Poop may be disgusting, but it’s part of everyone’s lives, so why not embrace it? Okay, maybe not embrace it—maybe just learn a little more about it. Here are some facts about a fascinating subject.
Poop is referred to as “solid waste,” but that’s misleading, because it’s actually about 75 percent water. The remainder is stuff like undigested food, fats, matter the body can’t digest and, of course, bacteria.
Sloths poop just once a week. They have to climb down from trees to do it, and it can be dangerous. More than half of all sloths are killed during their weekly “constitutional.”
Regular people: Studies show that about half of Americans move their bowels once per day. About two-thirds of those do it in the morning. (So if you’re reading this right now, we hope you have a great day!)
What’s the Mariko Aoki phenomenon? The sudden urge to hit the restroom when you’re inside of a bookstore. No, it’s not because of the coffee you just grabbed at the nearby Starbucks. The theory is that the smell of paper and ink has a laxative effect in certain people (such as Mariko Aoki, the scientist who first wrote about the concept in 1985). It could also be why people like to read in the bathroom.
Have you ever experienced defecation syncope? That means you pooped so hard you lost consciousness.
The reason your poop is (usually) one shade of brown or another: bile. That’s generated by the liver, which helps in the digestion of fat.

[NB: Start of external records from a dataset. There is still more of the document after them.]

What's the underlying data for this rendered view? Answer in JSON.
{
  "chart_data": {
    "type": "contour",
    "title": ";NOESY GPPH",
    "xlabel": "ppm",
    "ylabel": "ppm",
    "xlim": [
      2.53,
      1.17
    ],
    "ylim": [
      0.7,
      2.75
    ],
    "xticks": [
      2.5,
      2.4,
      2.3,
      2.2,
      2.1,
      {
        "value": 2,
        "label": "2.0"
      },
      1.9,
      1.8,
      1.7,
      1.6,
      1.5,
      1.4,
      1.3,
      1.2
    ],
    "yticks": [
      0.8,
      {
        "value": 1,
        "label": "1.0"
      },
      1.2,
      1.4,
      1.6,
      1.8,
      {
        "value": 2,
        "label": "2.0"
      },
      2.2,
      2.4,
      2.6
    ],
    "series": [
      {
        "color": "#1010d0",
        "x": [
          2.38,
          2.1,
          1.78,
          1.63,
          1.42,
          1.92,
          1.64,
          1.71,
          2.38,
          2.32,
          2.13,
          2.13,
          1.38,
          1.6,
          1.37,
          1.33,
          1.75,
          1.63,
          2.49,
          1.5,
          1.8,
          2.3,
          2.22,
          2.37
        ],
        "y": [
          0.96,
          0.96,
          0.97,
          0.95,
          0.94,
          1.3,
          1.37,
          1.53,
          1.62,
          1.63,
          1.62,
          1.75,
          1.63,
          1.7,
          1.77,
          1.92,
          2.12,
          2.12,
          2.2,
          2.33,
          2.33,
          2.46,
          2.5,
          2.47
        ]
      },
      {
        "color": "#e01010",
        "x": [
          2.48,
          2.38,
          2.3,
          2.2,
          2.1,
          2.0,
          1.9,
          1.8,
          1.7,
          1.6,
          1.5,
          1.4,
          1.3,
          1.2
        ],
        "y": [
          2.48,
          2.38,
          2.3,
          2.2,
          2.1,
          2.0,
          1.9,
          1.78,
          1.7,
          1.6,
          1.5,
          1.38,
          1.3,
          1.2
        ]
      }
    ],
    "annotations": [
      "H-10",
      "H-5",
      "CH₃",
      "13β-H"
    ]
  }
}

The mixture of bile and fat is (usually) brown.
A lot of people refer to poop (or the act of pooping) by an unprintable “S” word. That’s derived from the Old English word scitte, which technically means “diarrhea.”
The Bill & Melinda Gates Foundation has helped fund the development of the Omni Processor, a machine that extracts the water from human fecal matter, and then purifies it.
Among the impossible-to-process substances that appear in trace amounts in food: precious metals. The average person poops out about $13 worth of those valuable materials (mostly gold and silver) every year.
Across all of the Apollo Moon missions, astronauts left 96 bags of poop on the Moon. (Neil Armstrong, the first man up there, personally left four.)
What’s tinnuculite? It’s a substance that forms when a falcon—specifically, a European kestrel—flies over a burning coal fire and drops its poop into the flames.
In Mary Shelley’s original novel, Dr. Frankenstein’s monster is a vegetarian.